Alibaba Group (Alibaba) announces that the upgraded Qwen 2.5 Max model has achieved better performance than the V3 model from the Chinese Artificial Intelligence (AI) Startup DeepSeek in China in several third-party benchmark tests. did. This achievement is an important milestone as Qwen 2.5 Max emerged as a top-ranked, irrational model from China on its well-known benchmark and ranking platform.
Qwen 2.5 Max utilizes a large mix of expert (MOE) architectures trained with over 20 trillion tokens, according to reports from Chinese media, including Securities Time and Ithome. In comparison, DeepSeek’s V3 model also uses the MOE architecture, but is trained at 14.8 trillion tokens. This difference in training is important because models trained on datasets with a large number of tokens tend to perform better.
Competitive performance against global leaders
Data released by Alibaba shows that QWEN 2.5 Max shows functionality comparable to Deepseek’s V3, Anthropic’s Claude 3.5 Sonnet, and Sopenai’s GPT-4.
The rise of global rankings
As reported in the South China Morning Post, data from the Chatbot Arena Test Platform, developed by computer scientists in Berkeley, California, QWEN 2.5 max ranked 7th on the platform leaderboard during the New Year of the month It shows that it has reached its highest level of deration.
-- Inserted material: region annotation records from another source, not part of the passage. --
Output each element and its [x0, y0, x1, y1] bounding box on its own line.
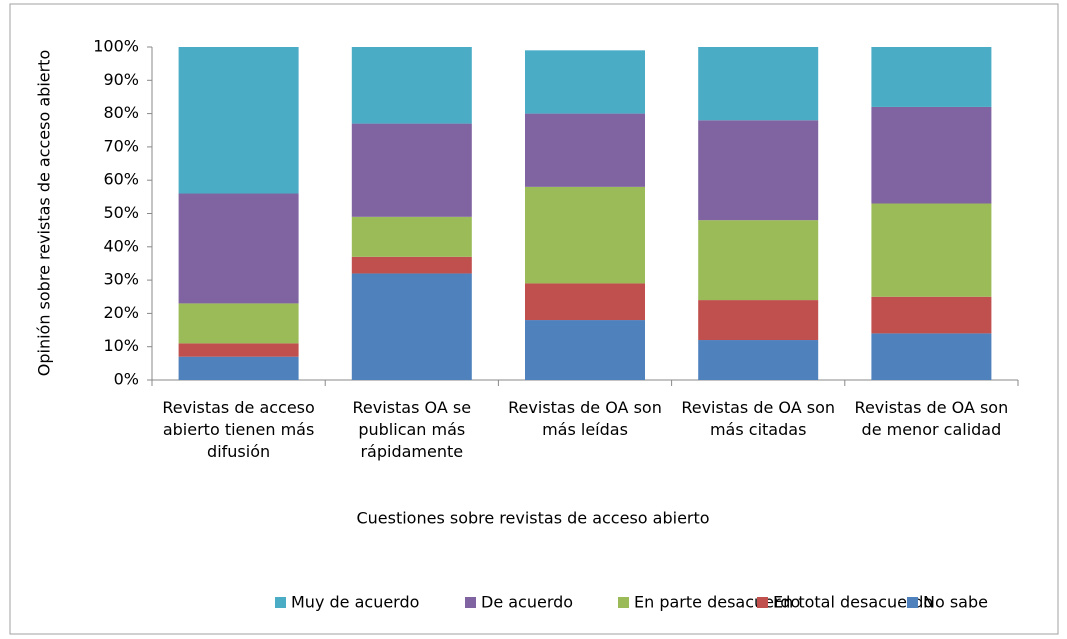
bar-segment: [525, 320, 645, 380]
bar-segment: [698, 300, 819, 341]
bar-segment: [698, 340, 819, 380]
x-tick-label: Revistas de OA son más citadas: [681, 398, 836, 439]
x-tick-label: Revistas de acceso abierto tienen más di…: [162, 398, 315, 461]
bar-segment: [698, 220, 819, 301]
legend-label: En total desacuerdo: [773, 593, 933, 612]
bar-segment: [525, 186, 645, 284]
y-tick-label: 10%: [103, 336, 139, 355]
bar-segment: [871, 203, 992, 297]
bar-segment: [178, 343, 299, 357]
y-tick-label: 20%: [103, 303, 139, 322]
bar-segment: [351, 123, 472, 217]
bar-segment: [351, 216, 472, 257]
bar-segment: [525, 50, 645, 114]
legend-label: Muy de acuerdo: [291, 593, 419, 612]
bar-segment: [525, 113, 645, 187]
y-tick-label: 80%: [103, 103, 139, 122]
legend-swatch: [757, 597, 768, 608]
bar-segment: [871, 47, 992, 107]
y-tick-label: 0%: [114, 370, 139, 389]
bar-segment: [698, 47, 819, 121]
bar-segment: [871, 333, 992, 380]
bar-segment: [698, 120, 819, 221]
bar-segment: [351, 47, 472, 124]
bar-segment: [525, 283, 645, 321]
legend-swatch: [618, 597, 629, 608]
bar-segment: [178, 47, 299, 194]
legend-swatch: [907, 597, 918, 608]
y-tick-label: 90%: [103, 70, 139, 89]
bar-segment: [178, 356, 299, 380]
bar-segment: [178, 193, 299, 304]
bar-segment: [351, 256, 472, 274]
y-tick-label: 100%: [93, 37, 139, 56]
bar-segment: [871, 296, 992, 334]
y-tick-label: 50%: [103, 203, 139, 222]
legend-swatch: [275, 597, 286, 608]
y-tick-label: 40%: [103, 236, 139, 255]
x-tick-label: Revistas de OA son más leídas: [508, 398, 662, 439]
bar-segment: [871, 106, 992, 204]
legend-label: No sabe: [923, 593, 988, 612]
x-tick-label: Revistas OA se publican más rápidamente: [352, 398, 472, 461]
y-tick-label: 60%: [103, 170, 139, 189]
legend-swatch: [465, 597, 476, 608]
bar-segment: [178, 303, 299, 344]
y-axis-title: Opinión sobre revistas de acceso abierto: [35, 50, 54, 376]
y-tick-label: 30%: [103, 270, 139, 289]
bar-segment: [351, 273, 472, 380]
y-tick-label: 70%: [103, 136, 139, 155]
legend-label: De acuerdo: [481, 593, 573, 612]
x-tick-label: Revistas de OA son de menor calidad: [854, 398, 1009, 439]
x-axis-title: Cuestiones sobre revistas de acceso abie…: [356, 509, 709, 528]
An AI model from China. Chatbot Arena rankings are determined by user votes based on output quality.
However, overall rankings, the Deepseek R1 remains the highest of China’s AI model, holding its third position. In addition to its presence in the Chinese field, another Chinese AI startup, Zhipu AI, also secured a top 10 spot.
Chatbot Arena posted that four of the top 10 companies are Chinese, highlighting China’s efforts to bridge the gap with advances in AI in the US.